Yes, many of you are just as excited as I am to have a new tool. Especially one you invent yourself.
Mine sprang from the requirement to make a number of different kinds of leaves for a project I am building (more on that in another post).
My challenge was to make leaves heavy enough to stand up to the environment and still look native and botanically (somewhat) correct.
So I was off, creating something new!
The leaf blanks were started by drawing a number of different shapes and leaf designs on a computer so they could be cut with a laser. Each of the leaves had to be slightly different to look more natural.
Then came the chore of making all the leaves look alive! That requited the new tool!

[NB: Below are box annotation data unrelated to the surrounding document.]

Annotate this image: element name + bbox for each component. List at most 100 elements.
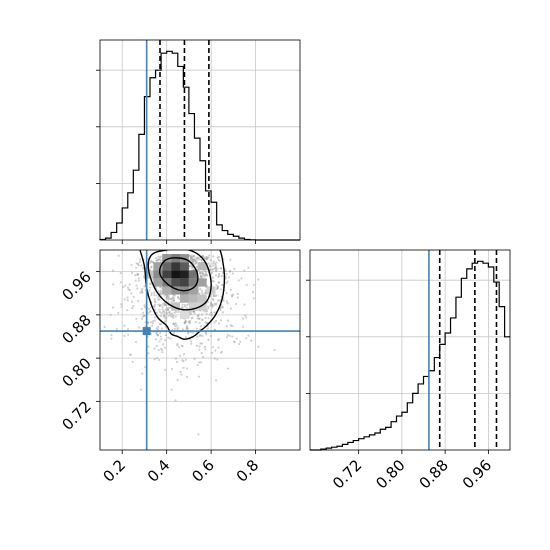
scatter-point bbox=[221, 311, 225, 314]
scatter-point bbox=[167, 300, 170, 304]
scatter-point bbox=[180, 306, 184, 309]
density-cell bbox=[162, 262, 172, 271]
scatter-point bbox=[189, 256, 193, 259]
scatter-point bbox=[109, 313, 112, 316]
scatter-point bbox=[217, 346, 220, 349]
scatter-point bbox=[191, 258, 194, 261]
x-tick-label: 0.4 bbox=[144, 456, 174, 486]
scatter-point bbox=[210, 303, 214, 306]
scatter-point bbox=[214, 274, 218, 277]
scatter-point bbox=[112, 283, 115, 286]
scatter-point bbox=[214, 349, 217, 352]
panel-frame bbox=[99, 249, 301, 451]
scatter-point bbox=[197, 313, 200, 316]
scatter-point bbox=[143, 314, 146, 317]
scatter-point bbox=[192, 331, 195, 334]
scatter-point bbox=[188, 255, 191, 258]
scatter-point bbox=[155, 256, 158, 260]
scatter-point bbox=[111, 269, 114, 272]
scatter-point bbox=[189, 257, 193, 261]
scatter-point bbox=[154, 338, 158, 341]
scatter-point bbox=[198, 271, 202, 275]
scatter-point bbox=[136, 287, 139, 290]
scatter-point bbox=[164, 314, 167, 318]
scatter-point bbox=[198, 375, 201, 378]
scatter-point bbox=[196, 256, 199, 259]
scatter-point bbox=[164, 303, 167, 307]
contour-line bbox=[158, 257, 199, 292]
scatter-point bbox=[185, 336, 188, 339]
scatter-point bbox=[174, 357, 178, 360]
scatter-point bbox=[215, 268, 218, 272]
density-cell bbox=[180, 254, 189, 263]
scatter-point bbox=[157, 348, 160, 352]
scatter-point bbox=[217, 338, 220, 341]
scatter-point bbox=[205, 312, 208, 315]
scatter-point bbox=[231, 295, 234, 298]
scatter-point bbox=[159, 292, 162, 295]
scatter-point bbox=[205, 256, 208, 259]
scatter-point bbox=[216, 285, 220, 288]
scatter-point bbox=[196, 335, 199, 338]
scatter-point bbox=[196, 317, 199, 320]
scatter-point bbox=[231, 335, 234, 338]
scatter-point bbox=[169, 313, 172, 316]
scatter-point bbox=[126, 286, 130, 289]
scatter-point bbox=[165, 296, 168, 299]
scatter-point bbox=[201, 273, 204, 276]
scatter-point bbox=[226, 333, 229, 337]
scatter-point bbox=[195, 261, 198, 265]
scatter-point bbox=[245, 316, 248, 319]
truth-marker bbox=[142, 327, 151, 336]
scatter-point bbox=[110, 334, 113, 337]
scatter-point bbox=[202, 274, 206, 277]
scatter-point bbox=[172, 297, 176, 300]
scatter-point bbox=[95, 265, 97, 267]
scatter-point bbox=[221, 306, 224, 309]
density-cell bbox=[153, 278, 163, 287]
scatter-point bbox=[227, 276, 231, 279]
scatter-point bbox=[155, 345, 158, 348]
scatter-point bbox=[185, 327, 189, 330]
scatter-point bbox=[212, 268, 215, 271]
scatter-point bbox=[170, 297, 173, 301]
scatter-point bbox=[141, 287, 144, 290]
scatter-point bbox=[163, 294, 166, 297]
scatter-point bbox=[126, 308, 129, 312]
scatter-point bbox=[213, 321, 216, 324]
scatter-point bbox=[111, 306, 115, 309]
scatter-point bbox=[147, 308, 151, 311]
density-cell bbox=[162, 278, 172, 287]
scatter-point bbox=[160, 338, 163, 341]
scatter-point bbox=[179, 370, 182, 374]
scatter-point bbox=[225, 336, 229, 339]
scatter-point bbox=[214, 294, 217, 298]
scatter-point bbox=[230, 294, 233, 297]
scatter-point bbox=[119, 281, 122, 284]
scatter-point bbox=[131, 271, 134, 274]
scatter-point bbox=[140, 388, 143, 391]
density-cell bbox=[188, 270, 198, 279]
scatter-point bbox=[140, 307, 143, 310]
scatter-point bbox=[170, 300, 173, 303]
scatter-point bbox=[245, 283, 248, 286]
scatter-point bbox=[257, 278, 260, 281]
scatter-point bbox=[229, 307, 233, 310]
scatter-point bbox=[203, 345, 207, 349]
scatter-point bbox=[204, 292, 207, 295]
scatter-point bbox=[153, 319, 156, 322]
scatter-point bbox=[207, 300, 210, 303]
scatter-point bbox=[148, 310, 151, 314]
scatter-point bbox=[204, 292, 207, 295]
scatter-point bbox=[211, 268, 214, 271]
scatter-point bbox=[176, 342, 179, 346]
scatter-point bbox=[205, 256, 208, 260]
scatter-point bbox=[137, 279, 140, 282]
scatter-point bbox=[201, 334, 204, 338]
scatter-point bbox=[200, 271, 203, 274]
panel-frame bbox=[309, 249, 511, 451]
scatter-point bbox=[206, 258, 209, 261]
scatter-point bbox=[233, 267, 236, 271]
scatter-point bbox=[197, 257, 200, 260]
scatter-point bbox=[190, 256, 193, 259]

I have a manual press which was designed to do a number of mechanical processes (of which I have no knowledge, so don’t ask) which I have now converted to doing sheet metal work. The press is supposed to exert about 2 tons of pressure when used properly, and can bend a lot of metal if used correctly.
So with my new tool in hand I was to become…the superhero…. Leaf Man!
Yes, I redesigned it as a leaf maker.
God made all the leaves in the world in one day…I quickly learned, even with this new tool, I was not going to be that productive!
I had to start with a redesign of the business end of the press.
I first added round bar sides to the base of the unit, to give me a smooth surface to push against with the press’ arm.
I then made a small die which pushed down into that recess and would alter the metal. And thus a leaf was created. As you can see, the process is not a complicated one but it sure saves a lot of time when you’re cold forging steel as opposed to heated and working on an anvil. I have a lot of leaves to make, (about 25 for each Hosta) all of different kinds, (the Dogwood leaves are next) and this tool was going to save a tremendous amount of time.
Here are some photos of a Hosta leaf being formed. I placed the Hosta leaf in the base and used the rounded dies to shape the undulations and gentle curves in just a matter of moments as opposed to the time it would take to heat the metal and work it with a hammer and anvil.
The finished plant was welded to the stems and is awaiting sandblasting and color.
Here are some of the first Dogwood leaves I made. I think they are going to be just fine.
They use a slightly different die, but the operation is the same.
Now some of you purist will not agree that this is the proper way to work metal, but it certainly turned out fine for me. If you look at the leaves, I think you will see that it has been a successful experiment and I will be using this press to create a number of other leaves for this project as well.
If you think you have a good refinement, or you think this is sacrilegious… I’d love to hear about it.